Kelly Asbury, the animator and Oscar-nominated director, has died at the age of 60 after a battle with cancer. Asbury worked for Disney and DreamWorks during his career.
According to Asbury’s IMDb page, he directed five animated feature films during his career. His first, Spirit: Stallion of the Cimarron, was released in 2002. That was followed by Shrek 2 in 2004, Asbury co-directed the film with Conrad Vernon. Asbury’s next release was 2011’s Gnomeo & Juliet. In 2017, Asbury directed Smurfs: The Lost Village. His final directorial effort was 2019’s Ugly Dolls. In addition to directing, Asbury also contributed voices to Shrek 2 and Gnomeo and Juliet.
Asbury worked on some of the most famous animated films of all time. In 1991, Asbury was credited as the writer of Beauty & the Beast. In 2013, Asbury worked as the story artist on Frozen. A year earlier, Asbury worked on Wreck-it Ralph in the same role. Asbury was also the story artist on Toy Story in 1995, Kung Fu Panda and Madagascar: Escape 2 Africa, both in 2008.
Asbury was a native of Beaumont, Texas, but was living in Encino, California at the time of his death.
One Social Media Tribute Said That Asbury Was Known as ‘Kell-go’ in the Animation Industry
Asbury’s death was confirmed in Facebook post by Inside Out writer Ronnie del Carmen. Del Carmen wrote, “Kelly Asbury has passed away. So sorry to hear this today. Everyone loved Kelly, it’s impossible to not be charmed by him or feed off of his positive energy. We worked together on Prince of Egypt and when I joined Pixar stories of the great “Kell-god” was already legend. I will miss him dearly. Rest In Peace dear friend.”
The Secret Life of Pets writer Brian Lynch paid tribute to Asbury on Twitter saying, “Rest in Peace, Kelly Asbury. A legend in animation, his name is on so many beloved movies. Co-directed the underrated Spirit, and directed one of the funniest animated movies ever made, Shrek 2. His work will be discovered and adored by audiences for generations to come.”
Fellow animator Tom Sito wrote in a Facebook post that Asbury “was dealing with cancer for a number of years.” Sito added, “He fought it bravely, and wanted no one to feel pity for him. He met every challenge, including this final one, with a smile.”
Elton John Asked Asbury to Direct Gnomeo & Juliet
Asbury said in an interview with Cinema Blend in 2011 that his producer Baker Bloodworth got him involved with directing Gnomeo & Juliet in 2006. Asbury said that he was a huge Elton John growing up and loved the idea of the singer writing the music for animated musical about garden gnomes.

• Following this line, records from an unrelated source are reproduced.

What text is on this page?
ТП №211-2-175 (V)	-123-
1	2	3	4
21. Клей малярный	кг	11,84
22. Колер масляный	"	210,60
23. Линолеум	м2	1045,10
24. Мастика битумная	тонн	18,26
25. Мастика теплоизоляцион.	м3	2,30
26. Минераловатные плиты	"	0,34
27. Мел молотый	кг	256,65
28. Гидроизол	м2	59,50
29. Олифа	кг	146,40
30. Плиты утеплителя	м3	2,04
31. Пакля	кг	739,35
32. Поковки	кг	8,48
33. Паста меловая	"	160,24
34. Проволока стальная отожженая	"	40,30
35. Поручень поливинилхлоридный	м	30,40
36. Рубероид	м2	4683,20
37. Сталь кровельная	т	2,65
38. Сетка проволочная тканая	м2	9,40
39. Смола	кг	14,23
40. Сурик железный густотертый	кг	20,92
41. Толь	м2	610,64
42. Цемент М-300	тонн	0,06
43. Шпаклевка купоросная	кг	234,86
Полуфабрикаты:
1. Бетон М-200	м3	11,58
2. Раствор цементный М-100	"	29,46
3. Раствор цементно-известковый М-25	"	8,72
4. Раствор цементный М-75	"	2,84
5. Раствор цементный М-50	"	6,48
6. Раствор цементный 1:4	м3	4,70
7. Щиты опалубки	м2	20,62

Asbury said, “I met with Elton John, Elton John really wanted me to direct the project, asked me to direct it.” Asbury compared the use of the music of John and Bernie Taupin as being similar to the use of Simon & Garfunkel’s music in The Graduate. Asbury said, “The emotion that’s on screen is supported by the music that’s playing and sort of an emotional queue.” He went on to describe the movie as being “sort of this dream project.”
Asbury Wrote an Essay in 2019 About Dealing With the Emotional Backlash of Directing a Box Office Failure
Following the lack of box office success for his final two directorial efforts, Asbury wrote an essay on Cartoon Brew’s website about dealing with the emotions involved with creating a box-office bomb. In the essay, Asbury said that he had been “spoiled” by the financial successes of his first three films, especially Shrek 2. Asbury referred to The Smurfs as being a “tired franchise.” Asbury said that needing a job was the reason he signed on to direct. Asbury said that production on the film took four years but there were positives along the way, including making “life-long friends.
In writing about the financial failure of Asbury’s final feature Ugly Dolls, he said, “This time around, I didn’t waste time playing the blame game. Hard fact: We built it and they did not come.” Asbury said that he felt the film would have a “fighting chance” of “engaging families.” Asbury finished the essay writing:
Maybe next time, if I get another shot at directing, I will have artistically evolved to a place of not caring at all – or at least less – whether the movie makes money. After all, the real joy of working in my beloved animation industry is more about the funny anecdotes I can share from all the truly wacky experiences of past productions – and every movie has them.